Hoofdstuk 2. Vorm van te verstrekken individuele voorzieningen en eigen bijdrage/aandeel

Artikel 3 Verstrekkingsvorm en keuzevrijheid.

  • 1. Een individuele voorziening kan als volgt worden verstrekt:

  • a. in natura;

  • b. als persoonsgebonden budget;

  • c. in de vorm van een financiële tegemoetkoming.

  • 2. Een individuele voorziening als bedoeld in lid 1 kan slechts worden verstrekt indien een algemene voorziening geen compenserende oplossing biedt of niet beschikbaar is.

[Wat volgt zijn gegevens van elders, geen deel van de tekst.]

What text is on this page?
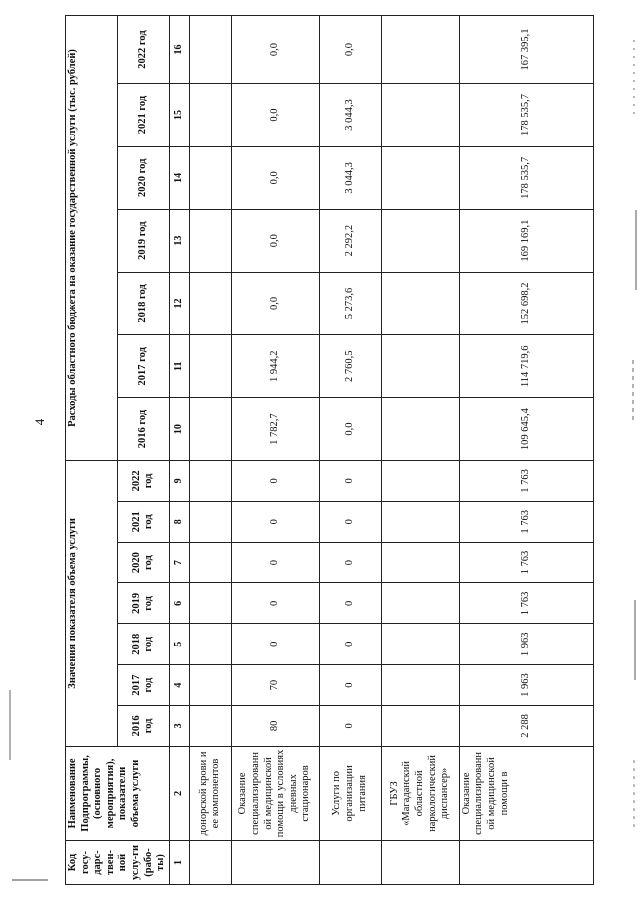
4
Код госу-дарс-твен-ной услу-ги (рабо-ты)	Наименование Подпрограммы, (основного мероприятия), показатели объема услуги	Значения показателя объема услуги							Расходы областного бюджета на оказание государственной услуги (тыс. рублей)						
		2016 год	2017 год	2018 год	2019 год	2020 год	2021 год	2022 год	2016 год	2017 год	2018 год	2019 год	2020 год	2021 год	2022 год
1	2	3	4	5	6	7	8	9	10	11	12	13	14	15	16
	донорской крови и ее компонентов														
	Оказание специализированн ой медицинской помощи в условиях дневных стационаров	80	70	0	0	0	0	0	1 782,7	1 944,2	0,0	0,0	0,0	0,0	0,0
	Услуги по организации питания	0	0	0	0	0	0	0	0,0	2 760,5	5 273,6	2 292,2	3 044,3	3 044,3	0,0
	ГБУЗ «Магаданский областной наркологический диспансер»														
	Оказание специализированн ой медицинской помощи в	2 288	1 963	1 963	1 763	1 763	1 763	1 763	109 645,4	114 719,6	152 698,2	169 169,1	178 535,7	178 535,7	167 395,1
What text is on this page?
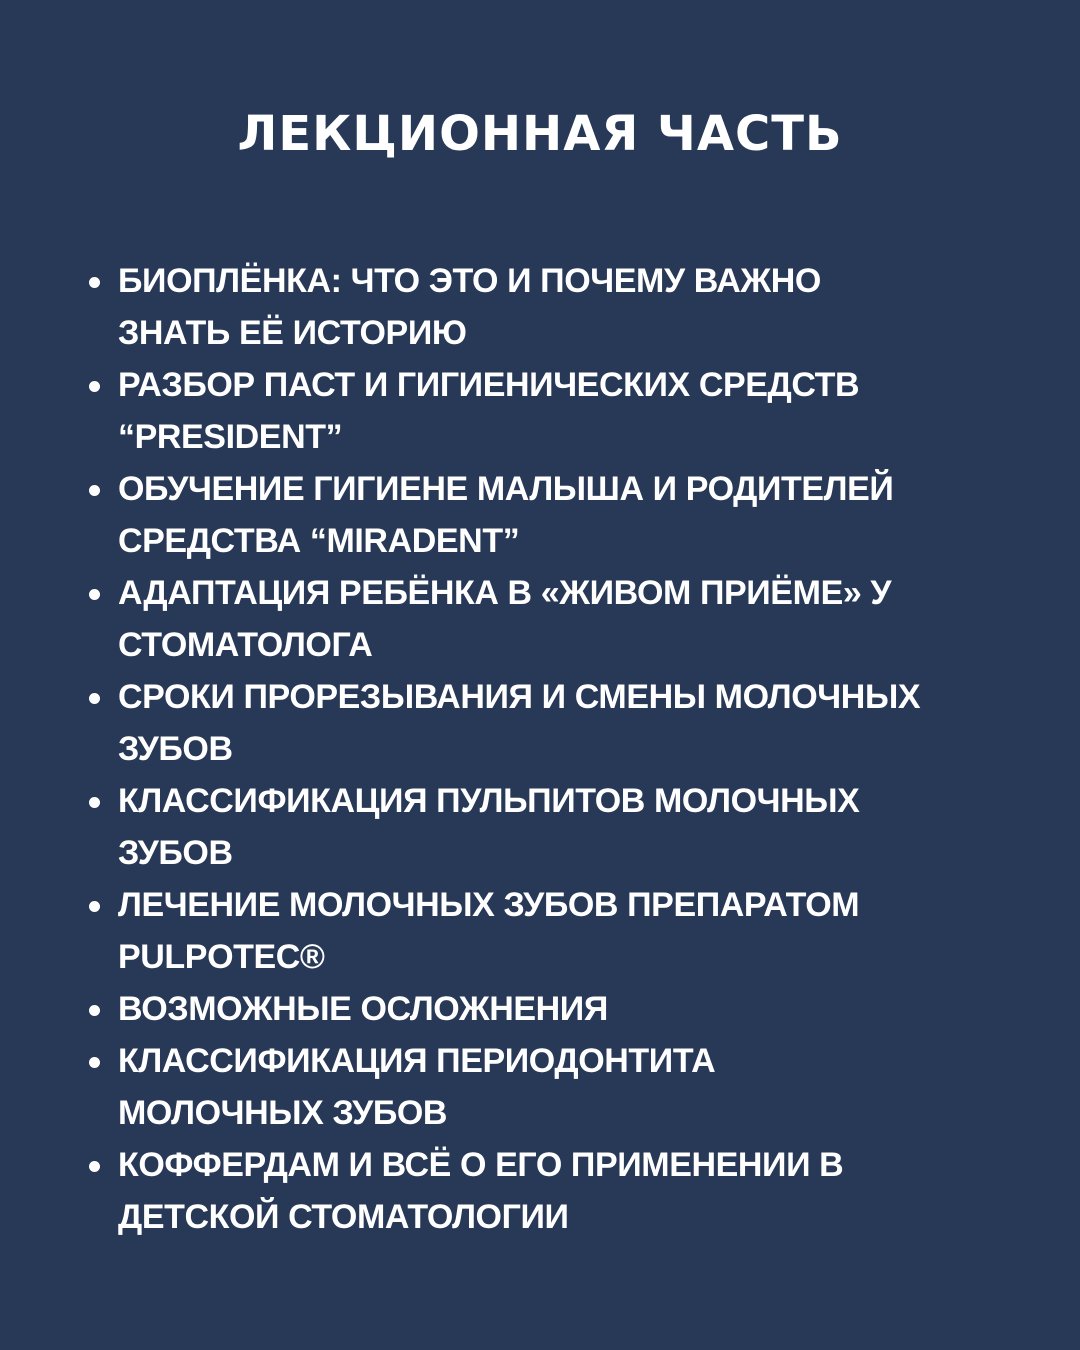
ЛЕКЦИОННАЯ ЧАСТЬ
БИОПЛЁНКА: ЧТО ЭТО И ПОЧЕМУ ВАЖНО
ЗНАТЬ ЕЁ ИСТОРИЮ
РАЗБОР ПАСТ И ГИГИЕНИЧЕСКИХ СРЕДСТВ
“PRESIDENT”
ОБУЧЕНИЕ ГИГИЕНЕ МАЛЫША И РОДИТЕЛЕЙ
СРЕДСТВА “MIRADENT”
АДАПТАЦИЯ РЕБЁНКА В «ЖИВОМ ПРИЁМЕ» У
СТОМАТОЛОГА
СРОКИ ПРОРЕЗЫВАНИЯ И СМЕНЫ МОЛОЧНЫХ
ЗУБОВ
КЛАССИФИКАЦИЯ ПУЛЬПИТОВ МОЛОЧНЫХ
ЗУБОВ
ЛЕЧЕНИЕ МОЛОЧНЫХ ЗУБОВ ПРЕПАРАТОМ
PULPOTEC®
ВОЗМОЖНЫЕ ОСЛОЖНЕНИЯ
КЛАССИФИКАЦИЯ ПЕРИОДОНТИТА
МОЛОЧНЫХ ЗУБОВ
КОФФЕРДАМ И ВСЁ О ЕГО ПРИМЕНЕНИИ В
ДЕТСКОЙ СТОМАТОЛОГИИ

  • 3. Het college stelt vast in welke situaties de bij wet verplichte keuze tussen een voorziening in natura en een persoonsgebonden budget niet wordt geboden.

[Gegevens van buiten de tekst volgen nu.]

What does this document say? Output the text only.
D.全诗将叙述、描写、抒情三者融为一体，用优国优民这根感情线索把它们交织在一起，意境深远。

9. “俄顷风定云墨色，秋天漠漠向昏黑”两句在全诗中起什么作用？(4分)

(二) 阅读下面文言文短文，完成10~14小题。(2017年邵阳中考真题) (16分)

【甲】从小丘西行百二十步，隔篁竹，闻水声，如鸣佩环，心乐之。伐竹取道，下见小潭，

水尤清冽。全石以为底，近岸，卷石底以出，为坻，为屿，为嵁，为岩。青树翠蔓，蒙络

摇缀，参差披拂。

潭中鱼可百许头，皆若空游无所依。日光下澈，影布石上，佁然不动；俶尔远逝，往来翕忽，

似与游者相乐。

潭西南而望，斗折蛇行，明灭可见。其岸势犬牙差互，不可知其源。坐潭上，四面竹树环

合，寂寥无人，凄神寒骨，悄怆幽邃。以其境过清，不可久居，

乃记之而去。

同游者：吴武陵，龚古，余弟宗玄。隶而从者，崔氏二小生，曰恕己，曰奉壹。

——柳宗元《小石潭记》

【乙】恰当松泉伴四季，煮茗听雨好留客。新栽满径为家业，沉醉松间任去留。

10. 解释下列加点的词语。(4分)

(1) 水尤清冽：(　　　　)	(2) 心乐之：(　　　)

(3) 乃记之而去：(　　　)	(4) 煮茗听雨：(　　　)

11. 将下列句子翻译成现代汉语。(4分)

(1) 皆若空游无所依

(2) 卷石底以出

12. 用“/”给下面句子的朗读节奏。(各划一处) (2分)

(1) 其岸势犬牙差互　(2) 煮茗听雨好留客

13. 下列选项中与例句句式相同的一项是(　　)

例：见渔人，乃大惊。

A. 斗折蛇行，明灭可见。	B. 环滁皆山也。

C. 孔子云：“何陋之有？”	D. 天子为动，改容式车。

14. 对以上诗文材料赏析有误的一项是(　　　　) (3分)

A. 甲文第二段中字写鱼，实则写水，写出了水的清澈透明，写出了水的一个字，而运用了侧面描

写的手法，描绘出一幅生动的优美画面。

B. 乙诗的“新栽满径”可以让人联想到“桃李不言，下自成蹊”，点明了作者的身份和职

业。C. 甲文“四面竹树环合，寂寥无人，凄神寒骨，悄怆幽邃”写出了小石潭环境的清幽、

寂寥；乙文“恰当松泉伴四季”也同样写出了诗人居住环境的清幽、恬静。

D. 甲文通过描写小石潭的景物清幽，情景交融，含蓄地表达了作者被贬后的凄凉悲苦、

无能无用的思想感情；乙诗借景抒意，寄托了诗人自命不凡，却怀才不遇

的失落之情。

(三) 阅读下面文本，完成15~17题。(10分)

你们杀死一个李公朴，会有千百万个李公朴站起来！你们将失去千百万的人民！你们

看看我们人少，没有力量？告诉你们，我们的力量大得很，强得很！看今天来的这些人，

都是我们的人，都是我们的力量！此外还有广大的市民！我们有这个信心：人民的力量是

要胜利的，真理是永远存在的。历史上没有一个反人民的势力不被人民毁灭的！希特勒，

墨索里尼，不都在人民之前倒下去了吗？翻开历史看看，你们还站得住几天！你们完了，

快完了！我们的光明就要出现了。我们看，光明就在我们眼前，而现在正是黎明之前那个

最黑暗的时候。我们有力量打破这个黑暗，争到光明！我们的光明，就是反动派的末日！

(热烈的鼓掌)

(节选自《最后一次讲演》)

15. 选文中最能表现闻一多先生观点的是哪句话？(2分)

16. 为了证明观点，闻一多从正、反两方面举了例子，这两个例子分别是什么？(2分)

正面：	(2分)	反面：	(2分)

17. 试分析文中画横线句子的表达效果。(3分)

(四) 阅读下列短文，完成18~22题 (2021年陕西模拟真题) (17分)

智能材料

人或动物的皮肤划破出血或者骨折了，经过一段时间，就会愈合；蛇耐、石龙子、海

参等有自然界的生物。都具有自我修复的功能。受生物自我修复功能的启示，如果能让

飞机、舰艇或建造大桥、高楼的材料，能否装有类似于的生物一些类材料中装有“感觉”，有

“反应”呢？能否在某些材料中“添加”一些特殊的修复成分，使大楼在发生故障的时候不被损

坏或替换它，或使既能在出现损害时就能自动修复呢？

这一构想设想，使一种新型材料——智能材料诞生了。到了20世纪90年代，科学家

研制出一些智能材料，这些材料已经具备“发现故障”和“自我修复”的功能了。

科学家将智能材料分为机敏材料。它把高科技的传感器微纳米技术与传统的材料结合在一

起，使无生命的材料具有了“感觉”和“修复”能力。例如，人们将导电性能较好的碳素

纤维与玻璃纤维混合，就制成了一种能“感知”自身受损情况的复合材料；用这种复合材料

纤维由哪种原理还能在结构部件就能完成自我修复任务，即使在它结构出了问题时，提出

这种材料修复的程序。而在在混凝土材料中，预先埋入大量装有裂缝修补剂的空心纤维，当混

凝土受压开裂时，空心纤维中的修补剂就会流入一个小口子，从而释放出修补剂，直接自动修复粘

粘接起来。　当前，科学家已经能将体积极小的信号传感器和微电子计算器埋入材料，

Artikel 4 Voorziening in natura

Indien een voorziening in natura wordt verstrekt is de bruikleenovereenkomst, huurovereenkomst of dienstverleningsovereenkomst tussen de leverancier en de persoon met beperkingen van toepassing.

Artikel 5 Persoonsgebonden budget

  • 1. Op het persoonsgebonden budget zoals genoemd in artikel 6 van de wet, zijn de volgende voorwaarden van toepassing:

  • a. een persoonsgebonden budget wordt alleen verstrekt indien hiertegen geen overwegende bezwaren bestaan;

  • b. de omvang van het persoonsgebonden budget wordt door het college vastgelegd in het Besluit;

  • c. verstrekking van een persoonsgebonden budget vindt plaats op verzoek van de persoon met beperkingen.

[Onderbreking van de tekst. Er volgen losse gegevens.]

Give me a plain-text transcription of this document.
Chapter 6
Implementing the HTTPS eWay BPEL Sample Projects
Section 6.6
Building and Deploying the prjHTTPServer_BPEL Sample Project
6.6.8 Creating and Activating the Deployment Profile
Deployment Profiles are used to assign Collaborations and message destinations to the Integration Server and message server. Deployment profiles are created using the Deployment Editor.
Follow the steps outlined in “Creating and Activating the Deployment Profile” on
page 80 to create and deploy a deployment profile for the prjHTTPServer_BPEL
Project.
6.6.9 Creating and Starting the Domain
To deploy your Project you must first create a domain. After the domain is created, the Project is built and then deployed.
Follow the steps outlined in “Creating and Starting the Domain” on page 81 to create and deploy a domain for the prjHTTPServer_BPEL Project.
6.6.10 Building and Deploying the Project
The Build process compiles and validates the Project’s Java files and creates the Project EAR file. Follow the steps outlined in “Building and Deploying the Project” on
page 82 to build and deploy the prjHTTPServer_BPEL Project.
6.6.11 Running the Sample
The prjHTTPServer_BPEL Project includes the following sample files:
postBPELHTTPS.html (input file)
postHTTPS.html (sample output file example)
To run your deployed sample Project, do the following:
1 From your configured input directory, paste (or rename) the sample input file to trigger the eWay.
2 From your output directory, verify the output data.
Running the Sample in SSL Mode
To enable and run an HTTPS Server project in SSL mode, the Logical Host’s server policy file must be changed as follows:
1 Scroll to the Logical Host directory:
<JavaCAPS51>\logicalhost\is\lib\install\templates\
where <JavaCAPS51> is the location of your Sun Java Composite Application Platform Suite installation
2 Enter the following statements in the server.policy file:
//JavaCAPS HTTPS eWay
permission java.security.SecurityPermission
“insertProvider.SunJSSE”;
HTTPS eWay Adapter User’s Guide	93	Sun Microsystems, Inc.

  • 2. Het besluit tot toekenning van het persoonsgebonden budget vermeldt in ieder geval de omvang, de looptijd, de verplichtingen en de wijze van uitbetaling.

  • 3. Bij de beschikking wordt aangegeven aan welk doel of activiteit het persoonsgebonden budget dient te worden besteed.

  • 4. Na verzending van de beschikking wordt het persoonsgebonden budget ter beschikking gesteld door storting op de rekening van de persoon met beperkingen, met uitzondering van bouwkundige of woontechnische woonvoorzieningen dat op de rekening van de woningeigenaar ter beschikking wordt gesteld.

  • 5. Het college gaat (steekproefsgewijs) na of het verstrekte persoonsgebonden budget is besteed aan het doel of de activiteit waarvoor dit is verstrekt. De budgethouder is verplicht de daarvoor noodzakelijke stukken, zoals genoemd in de beschikking, op verzoek van het college per omgaande te verstrekken.

  • 6. Na ontvangst van de in het vorige lid genoemde bescheiden wordt door het college beoordeeld of er aanleiding bestaat het persoonsgebonden budget geheel of ten dele terug te vorderen of te verrekenen.

Artikel 6 Financiële tegemoetkoming

  • 1. Het besluit tot toekenning van een financiële tegemoetkoming vermeldt in ieder geval de omvang, de verplichtingen en de wijze van uitbetaling.

  • 2. In de beschikking wordt aangegeven aan welke vereisten de met de financiële tegemoetkoming aan te schaffen voorziening dient te voldoen.

  • 3. Het college gaat steekproefsgewijs na of de verstrekte financiële tegemoetkoming is besteed aan het doel of activiteit waarvoor deze is verstrekt. De persoon met beperkingen is verplicht de daarvoor noodzakelijke stukken, zoals genoemd in de beschikking, op verzoek van het college per omgaande te verstrekken.

  • 4. Na ontvangst van de in het vorige lid genoemde bescheiden wordt door het college beoordeeld of er aanleiding bestaat de financiële tegemoetkoming geheel of ten dele terug te vorderen of te verrekenen.

Artikel 7 Eigen bijdrage en eigen aandeel

  • 1. Bij het verstrekken van individuele voorzieningen is de persoon met beperkingen een eigen bijdrage of eigen aandeel verschuldigd.

  • 2. Het college legt in het Besluit vast in welke gevallen de eigen bijdrage en het eigen aandeel wordt opgelegd en regelt de omvang van deze eigen bijdrage en het eigen aandeel.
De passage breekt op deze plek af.